It may be possible to use a drug to prevent some of the lasting and crippling damage caused by a stroke, according to doctors in the US and Canada. A safety trial, published in the Lancet Neurology medical journal, suggested the chemical NA-1 was safe to use.
The study on 185 people also hinted that patients given the drug developed fewer regions of damaged brain tissue. Tests in primates had suggested NA-1 prevented brain cells dying when a stroke starved them of oxygen.
A small trial was set up at 14 hospitals in the US and Canada. Patients who took part were having an operation to repair a brain aneurysm, a weakened blood vessel which could rupture, are at increased risk of a stroke. Ninety-two people had the drug injected into a vein, while another 93 were injected with salty water.
The doctors concluded that NA-1 was safe, with only two patients having mild side effects. However, brain scans also showed that fewer brain lesions, damaged areas of tissue, formed in patients given the drug.

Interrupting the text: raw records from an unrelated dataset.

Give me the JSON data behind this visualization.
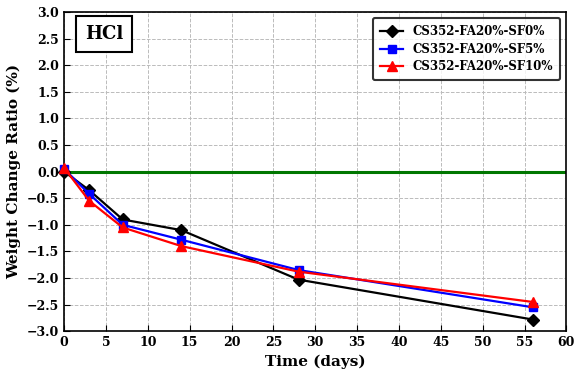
{
  "x_days": [
    0,
    3,
    7,
    14,
    28,
    56
  ],
  "series": [
    {
      "label": "CS352-FA20%-SF0%",
      "color": "#000000",
      "marker": "D",
      "markersize": 6,
      "values": [
        0.0,
        -0.35,
        -0.9,
        -1.1,
        -2.03,
        -2.78
      ]
    },
    {
      "label": "CS352-FA20%-SF5%",
      "color": "#0000FF",
      "marker": "s",
      "markersize": 6,
      "values": [
        0.05,
        -0.42,
        -1.0,
        -1.28,
        -1.85,
        -2.55
      ]
    },
    {
      "label": "CS352-FA20%-SF10%",
      "color": "#FF0000",
      "marker": "^",
      "markersize": 7,
      "values": [
        0.07,
        -0.55,
        -1.05,
        -1.4,
        -1.88,
        -2.45
      ]
    }
  ],
  "hline_y": 0.0,
  "hline_color": "#007700",
  "hline_lw": 2.2,
  "xlabel": "Time (days)",
  "ylabel": "Weight Change Ratio (%)",
  "xlim": [
    0,
    60
  ],
  "ylim": [
    -3.0,
    3.0
  ],
  "yticks": [
    -3.0,
    -2.5,
    -2.0,
    -1.5,
    -1.0,
    -0.5,
    0.0,
    0.5,
    1.0,
    1.5,
    2.0,
    2.5,
    3.0
  ],
  "xticks": [
    0,
    5,
    10,
    15,
    20,
    25,
    30,
    35,
    40,
    45,
    50,
    55,
    60
  ],
  "annotation_text": "HCl",
  "bg_color": "#FFFFFF",
  "grid_color": "#BBBBBB",
  "linewidth": 1.6,
  "label_fontsize": 11,
  "tick_fontsize": 9,
  "legend_fontsize": 8.5
}
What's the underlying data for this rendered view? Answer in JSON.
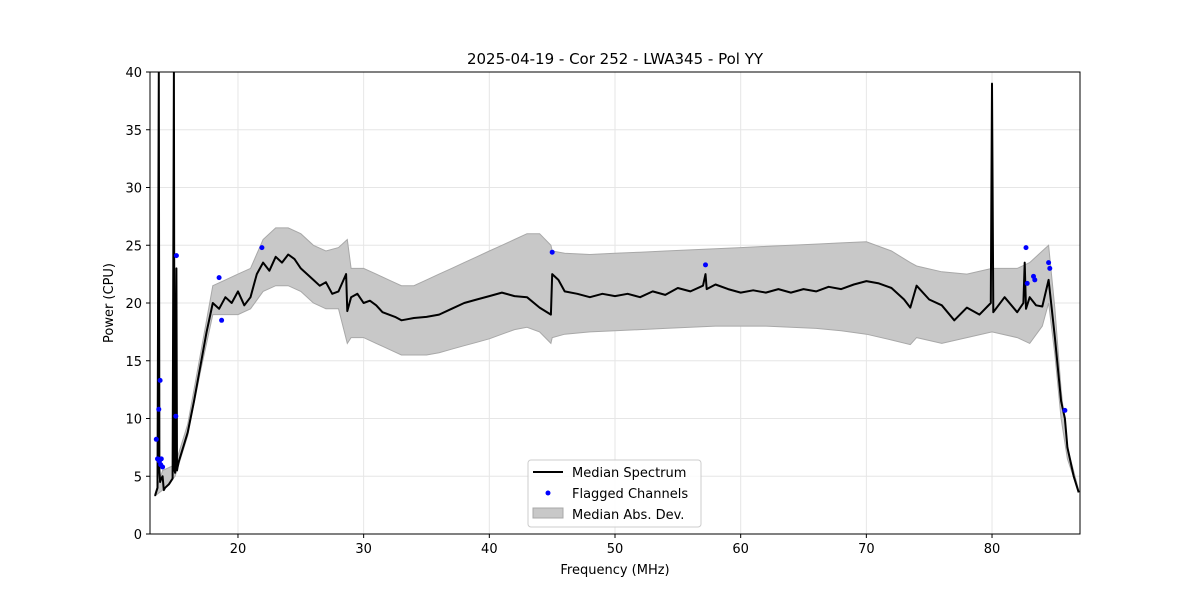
{
  "chart_data": {
    "type": "line",
    "title": "2025-04-19 - Cor 252 - LWA345 - Pol YY",
    "xlabel": "Frequency (MHz)",
    "ylabel": "Power (CPU)",
    "xlim": [
      13,
      87
    ],
    "ylim": [
      0,
      40
    ],
    "xticks": [
      20,
      30,
      40,
      50,
      60,
      70,
      80
    ],
    "yticks": [
      0,
      5,
      10,
      15,
      20,
      25,
      30,
      35,
      40
    ],
    "xtick_labels": [
      "20",
      "30",
      "40",
      "50",
      "60",
      "70",
      "80"
    ],
    "ytick_labels": [
      "0",
      "5",
      "10",
      "15",
      "20",
      "25",
      "30",
      "35",
      "40"
    ],
    "grid": true,
    "legend_position": "lower center",
    "legend": [
      "Median Spectrum",
      "Flagged Channels",
      "Median Abs. Dev."
    ],
    "series": [
      {
        "name": "Median Spectrum",
        "color": "#000000",
        "x": [
          13.4,
          13.6,
          13.7,
          13.75,
          13.8,
          13.9,
          14.0,
          14.1,
          14.2,
          14.5,
          14.8,
          14.9,
          14.95,
          15.0,
          15.1,
          15.15,
          15.2,
          15.3,
          15.5,
          16.0,
          16.5,
          17.0,
          17.5,
          18.0,
          18.5,
          19.0,
          19.5,
          20.0,
          20.5,
          21.0,
          21.5,
          22.0,
          22.5,
          23.0,
          23.5,
          24.0,
          24.5,
          25.0,
          25.5,
          26.0,
          26.5,
          27.0,
          27.5,
          28.0,
          28.6,
          28.7,
          29.0,
          29.5,
          30.0,
          30.5,
          31.0,
          31.5,
          32.0,
          32.5,
          33.0,
          33.5,
          34.0,
          35.0,
          36.0,
          37.0,
          38.0,
          39.0,
          40.0,
          41.0,
          42.0,
          43.0,
          44.0,
          44.9,
          45.0,
          45.5,
          46.0,
          47.0,
          48.0,
          49.0,
          50.0,
          51.0,
          52.0,
          53.0,
          54.0,
          55.0,
          56.0,
          57.0,
          57.2,
          57.3,
          58.0,
          59.0,
          60.0,
          61.0,
          62.0,
          63.0,
          64.0,
          65.0,
          66.0,
          67.0,
          68.0,
          69.0,
          70.0,
          71.0,
          72.0,
          73.0,
          73.5,
          74.0,
          75.0,
          76.0,
          77.0,
          78.0,
          79.0,
          79.9,
          80.0,
          80.1,
          81.0,
          82.0,
          82.5,
          82.6,
          82.7,
          83.0,
          83.5,
          84.0,
          84.5,
          85.0,
          85.5,
          85.8,
          86.0,
          86.5,
          86.9
        ],
        "y": [
          3.3,
          4.0,
          40.0,
          5.5,
          4.5,
          4.8,
          5.0,
          3.8,
          4.0,
          4.3,
          4.8,
          40.0,
          5.5,
          5.3,
          23.0,
          5.5,
          5.8,
          6.3,
          7.0,
          8.8,
          11.5,
          14.5,
          17.5,
          20.0,
          19.5,
          20.5,
          20.0,
          21.0,
          19.8,
          20.5,
          22.5,
          23.5,
          22.8,
          24.0,
          23.5,
          24.2,
          23.8,
          23.0,
          22.5,
          22.0,
          21.5,
          21.8,
          20.8,
          21.0,
          22.5,
          19.3,
          20.5,
          20.8,
          20.0,
          20.2,
          19.8,
          19.2,
          19.0,
          18.8,
          18.5,
          18.6,
          18.7,
          18.8,
          19.0,
          19.5,
          20.0,
          20.3,
          20.6,
          20.9,
          20.6,
          20.5,
          19.6,
          19.0,
          22.5,
          22.0,
          21.0,
          20.8,
          20.5,
          20.8,
          20.6,
          20.8,
          20.5,
          21.0,
          20.7,
          21.3,
          21.0,
          21.5,
          22.5,
          21.2,
          21.6,
          21.2,
          20.9,
          21.1,
          20.9,
          21.2,
          20.9,
          21.2,
          21.0,
          21.4,
          21.2,
          21.6,
          21.9,
          21.7,
          21.3,
          20.3,
          19.6,
          21.5,
          20.3,
          19.8,
          18.5,
          19.6,
          19.0,
          20.0,
          39.0,
          19.2,
          20.5,
          19.2,
          20.0,
          23.5,
          19.5,
          20.5,
          19.8,
          19.7,
          22.0,
          17.0,
          11.5,
          10.0,
          7.5,
          5.0,
          3.6
        ]
      },
      {
        "name": "Flagged Channels",
        "color": "#0000ff",
        "x": [
          13.5,
          13.6,
          13.7,
          13.75,
          13.8,
          13.85,
          13.9,
          14.0,
          15.05,
          15.1,
          18.5,
          18.7,
          21.9,
          45.0,
          57.2,
          82.7,
          82.8,
          83.3,
          83.4,
          84.5,
          84.6,
          85.8
        ],
        "y": [
          8.2,
          6.5,
          10.8,
          6.3,
          13.3,
          6.0,
          6.5,
          5.8,
          10.2,
          24.1,
          22.2,
          18.5,
          24.8,
          24.4,
          23.3,
          24.8,
          21.7,
          22.3,
          22.0,
          23.5,
          23.0,
          10.7
        ]
      }
    ],
    "band": {
      "name": "Median Abs. Dev.",
      "color": "#c8c8c8",
      "x": [
        13.4,
        14.0,
        15.0,
        16.0,
        17.0,
        18.0,
        19.0,
        20.0,
        21.0,
        22.0,
        23.0,
        24.0,
        25.0,
        26.0,
        27.0,
        28.0,
        28.7,
        29.0,
        30.0,
        31.0,
        32.0,
        33.0,
        34.0,
        35.0,
        36.0,
        37.0,
        38.0,
        39.0,
        40.0,
        41.0,
        42.0,
        43.0,
        44.0,
        44.9,
        45.0,
        46.0,
        48.0,
        50.0,
        52.0,
        54.0,
        56.0,
        58.0,
        60.0,
        62.0,
        64.0,
        66.0,
        68.0,
        70.0,
        72.0,
        73.5,
        74.0,
        76.0,
        78.0,
        80.0,
        82.0,
        83.0,
        84.0,
        84.5,
        85.0,
        85.5,
        86.0,
        86.9
      ],
      "lower": [
        3.3,
        3.8,
        5.0,
        8.5,
        14.0,
        19.0,
        19.0,
        19.0,
        19.5,
        21.0,
        21.5,
        21.5,
        21.0,
        20.0,
        19.5,
        19.5,
        16.5,
        17.0,
        17.0,
        16.5,
        16.0,
        15.5,
        15.5,
        15.5,
        15.7,
        16.0,
        16.3,
        16.6,
        16.9,
        17.3,
        17.7,
        17.9,
        17.5,
        16.5,
        17.0,
        17.3,
        17.5,
        17.6,
        17.7,
        17.8,
        17.9,
        18.0,
        18.0,
        18.0,
        17.9,
        17.8,
        17.6,
        17.3,
        16.8,
        16.4,
        17.0,
        16.5,
        17.0,
        17.5,
        17.0,
        16.5,
        18.0,
        20.0,
        15.5,
        10.0,
        6.5,
        3.6
      ],
      "upper": [
        3.5,
        5.5,
        6.0,
        9.5,
        15.5,
        21.5,
        22.0,
        22.5,
        23.0,
        25.5,
        26.5,
        26.5,
        26.0,
        25.0,
        24.5,
        24.8,
        25.5,
        23.0,
        23.0,
        22.5,
        22.0,
        21.5,
        21.5,
        22.0,
        22.5,
        23.0,
        23.5,
        24.0,
        24.5,
        25.0,
        25.5,
        26.0,
        26.0,
        25.0,
        24.5,
        24.3,
        24.2,
        24.3,
        24.4,
        24.5,
        24.6,
        24.7,
        24.8,
        24.9,
        25.0,
        25.1,
        25.2,
        25.3,
        24.5,
        23.5,
        23.2,
        22.7,
        22.5,
        23.0,
        23.0,
        23.5,
        24.5,
        25.0,
        19.5,
        12.5,
        7.5,
        3.8
      ]
    }
  }
}
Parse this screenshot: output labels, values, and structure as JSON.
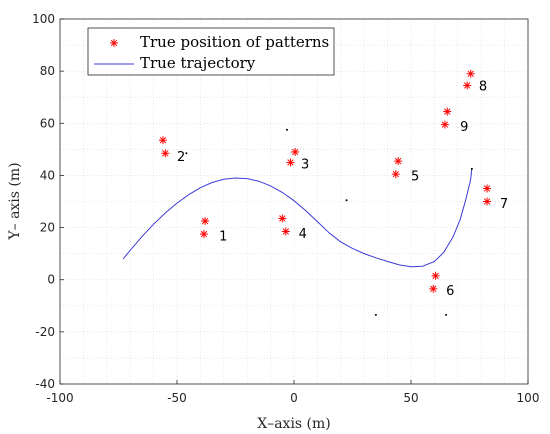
{
  "chart_data": {
    "type": "scatter",
    "xlabel": "X–axis (m)",
    "ylabel": "Y– axis (m)",
    "xlim": [
      -100,
      100
    ],
    "ylim": [
      -40,
      100
    ],
    "xticks": [
      -100,
      -50,
      0,
      50,
      100
    ],
    "yticks": [
      -40,
      -20,
      0,
      20,
      40,
      60,
      80,
      100
    ],
    "grid": true,
    "grid_style": "dotted",
    "legend_placement": "top-left",
    "legend": [
      {
        "label": "True position of patterns",
        "marker": "asterisk",
        "color": "#ff0000"
      },
      {
        "label": "True trajectory",
        "marker": "line",
        "color": "#3b3bd9"
      }
    ],
    "patterns": [
      {
        "label": "1",
        "points": [
          [
            -38,
            22.5
          ],
          [
            -38.5,
            17.5
          ]
        ],
        "label_pos": [
          -32,
          17
        ]
      },
      {
        "label": "2",
        "points": [
          [
            -56,
            53.5
          ],
          [
            -55,
            48.5
          ]
        ],
        "label_pos": [
          -50,
          47.5
        ]
      },
      {
        "label": "3",
        "points": [
          [
            0.5,
            49
          ],
          [
            -1.5,
            45
          ]
        ],
        "label_pos": [
          3,
          44.5
        ]
      },
      {
        "label": "4",
        "points": [
          [
            -5,
            23.5
          ],
          [
            -3.5,
            18.5
          ]
        ],
        "label_pos": [
          2,
          18
        ]
      },
      {
        "label": "5",
        "points": [
          [
            44.5,
            45.5
          ],
          [
            43.5,
            40.5
          ]
        ],
        "label_pos": [
          50,
          40
        ]
      },
      {
        "label": "6",
        "points": [
          [
            60.5,
            1.5
          ],
          [
            59.5,
            -3.5
          ]
        ],
        "label_pos": [
          65,
          -4
        ]
      },
      {
        "label": "7",
        "points": [
          [
            82.5,
            35
          ],
          [
            82.5,
            30
          ]
        ],
        "label_pos": [
          88,
          29.5
        ]
      },
      {
        "label": "8",
        "points": [
          [
            75.5,
            79
          ],
          [
            74,
            74.5
          ]
        ],
        "label_pos": [
          79,
          74.5
        ]
      },
      {
        "label": "9",
        "points": [
          [
            65.5,
            64.5
          ],
          [
            64.5,
            59.5
          ]
        ],
        "label_pos": [
          71,
          59
        ]
      }
    ],
    "extra_points": [
      [
        -3,
        57.5
      ],
      [
        -46,
        48.5
      ],
      [
        22.5,
        30.5
      ],
      [
        35,
        -13.5
      ],
      [
        65,
        -13.5
      ],
      [
        76,
        42.5
      ]
    ],
    "trajectory_color": "#3b3bd9",
    "trajectory": [
      [
        -73,
        8
      ],
      [
        -70,
        11.3
      ],
      [
        -65,
        16.5
      ],
      [
        -60,
        21.3
      ],
      [
        -55,
        25.6
      ],
      [
        -50,
        29.4
      ],
      [
        -45,
        32.6
      ],
      [
        -40,
        35.3
      ],
      [
        -35,
        37.3
      ],
      [
        -30,
        38.5
      ],
      [
        -25,
        39
      ],
      [
        -20,
        38.8
      ],
      [
        -15,
        37.8
      ],
      [
        -10,
        36
      ],
      [
        -5,
        33.5
      ],
      [
        0,
        30.3
      ],
      [
        5,
        26.5
      ],
      [
        10,
        22.3
      ],
      [
        15,
        18
      ],
      [
        20,
        14.5
      ],
      [
        25,
        12
      ],
      [
        30,
        10
      ],
      [
        35,
        8.4
      ],
      [
        40,
        7
      ],
      [
        45,
        5.7
      ],
      [
        50,
        5
      ],
      [
        55,
        5.2
      ],
      [
        60,
        7
      ],
      [
        64,
        10.5
      ],
      [
        68,
        16.5
      ],
      [
        71,
        23
      ],
      [
        73.5,
        31
      ],
      [
        75.5,
        38.5
      ],
      [
        76,
        42.5
      ]
    ]
  }
}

The doctors involved said the study provided evidence that "neuroprotection is achievable" but said that "a larger trial is necessary to investigate the robustness of the effect".
Prof Markku Kaste, from Helsinki University Central Hospital, said: "Age is the greatest risk factor for stroke. Because of the global population ageing, the number and burden of strokes will increase."
He said previous trials to use drugs to protect the brain had resulted in failure. His said this drug still need to be assessed in much larger clinical trials before its effectiveness was known.